Las empinadas cuestas

amparo / rubiales

María Moliner

DESCUBRIR, en toda su intensidad, la vida de una mujer como María Moliner (1900-1981), autora del Diccionario de uso del español, dos veces más largo, "más de dos veces mejor," según García Márquez, que el de la RAE, conmueve hasta las entrañas, y esta emoción la provoca una obra de teatro escrita por un arquitecto y profesor andaluz, Manuel Calzada, que ha conseguido que su primera obra, El Diccionario, suba a los escenarios. Saber que hay personas como ambos, separadas en el tiempo y con biografías tan diferentes, sirve para recuperar la confianza en el ser humano.

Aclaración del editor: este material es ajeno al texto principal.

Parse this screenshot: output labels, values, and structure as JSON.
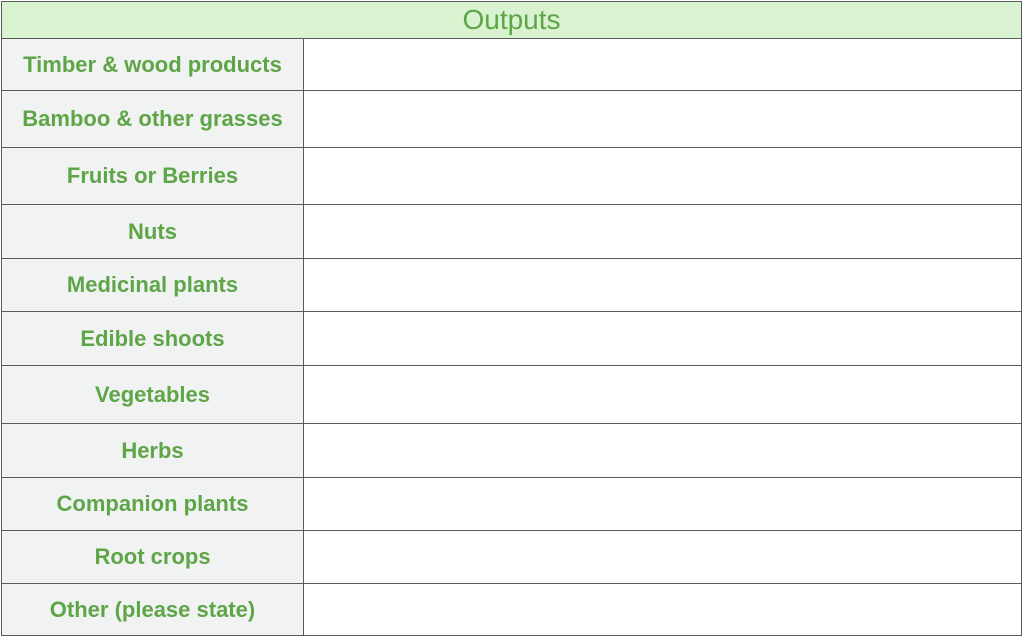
{
  "table": {
    "title": "Outputs",
    "rows": [
      {
        "label": "Timber & wood products",
        "value": ""
      },
      {
        "label": "Bamboo & other grasses",
        "value": ""
      },
      {
        "label": "Fruits or Berries",
        "value": ""
      },
      {
        "label": "Nuts",
        "value": ""
      },
      {
        "label": "Medicinal plants",
        "value": ""
      },
      {
        "label": "Edible shoots",
        "value": ""
      },
      {
        "label": "Vegetables",
        "value": ""
      },
      {
        "label": "Herbs",
        "value": ""
      },
      {
        "label": "Companion plants",
        "value": ""
      },
      {
        "label": "Root crops",
        "value": ""
      },
      {
        "label": "Other (please state)",
        "value": ""
      }
    ]
  },
  "colors": {
    "header_bg": "#d9f2d0",
    "label_bg": "#f1f2f2",
    "text_green": "#5ea548",
    "border": "#5a5a5a"
  }
}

De María Moliner conocemos que hizo un Diccionario monumental anticipándose en casi 30 años a todos los diccionarios españoles (Manuel Seco), pero muy poco de su vida, una "de las más impresionantes y desconocidas que ha dado el siglo XX en España"; ama de casa -a su marido e hijos se lo dedica-, es, además, una intelectual valiente y honesta como pocas, según el autor evidencia; fue bibliotecaria, republicana, represaliada en la dictadura, libre y autónoma; salió de la miseria de su origen, familiar y económico, gracias a su interés por el estudio, porque "era la única igualdad que no puede ser arrebatada".

Con su Diccionario quería revisar todas las definiciones heredadas, para conseguir una mayor claridad del lenguaje; por ejemplo, el "amor" lo define como un "sentimiento experimentado por una persona hacia otra, que se manifiesta en desear su compañía, en alegrarse en lo que es bueno para ella y sufrir con lo que es malo"; fue una mujer que hizo una tarea reservada a los hombres, y éstos la premiaron no haciéndola ni siquiera académica; total, sólo había hecho, en medio de una durísima vida, un diccionario completo, insustituible, de la lengua española.

La invisibilidad cayó sobre ella, como ha ocurrido con tantas otras. Su condición de mujer y republicana, como pasó con Clara Campoamor, y muchas más, hace que tardemos demasiado en conocerlas. Se debe a "la ablación de la menoría histórica", que dice Amelia Valcárcel: "Nuestras vidas se vivieron como si todas esas personas no hubieran existido jamás. No fueron nuestras cuando debían haberlo sido". Igual ha pasado con las 17 rosas de Guillena (Sevilla), que después de su fusilamiento hace 75 años descansan, al fin, en un panteón. Gracias, Manolo Calzada, por haberle hecho justicia escénica a esta extraordinaria mujer.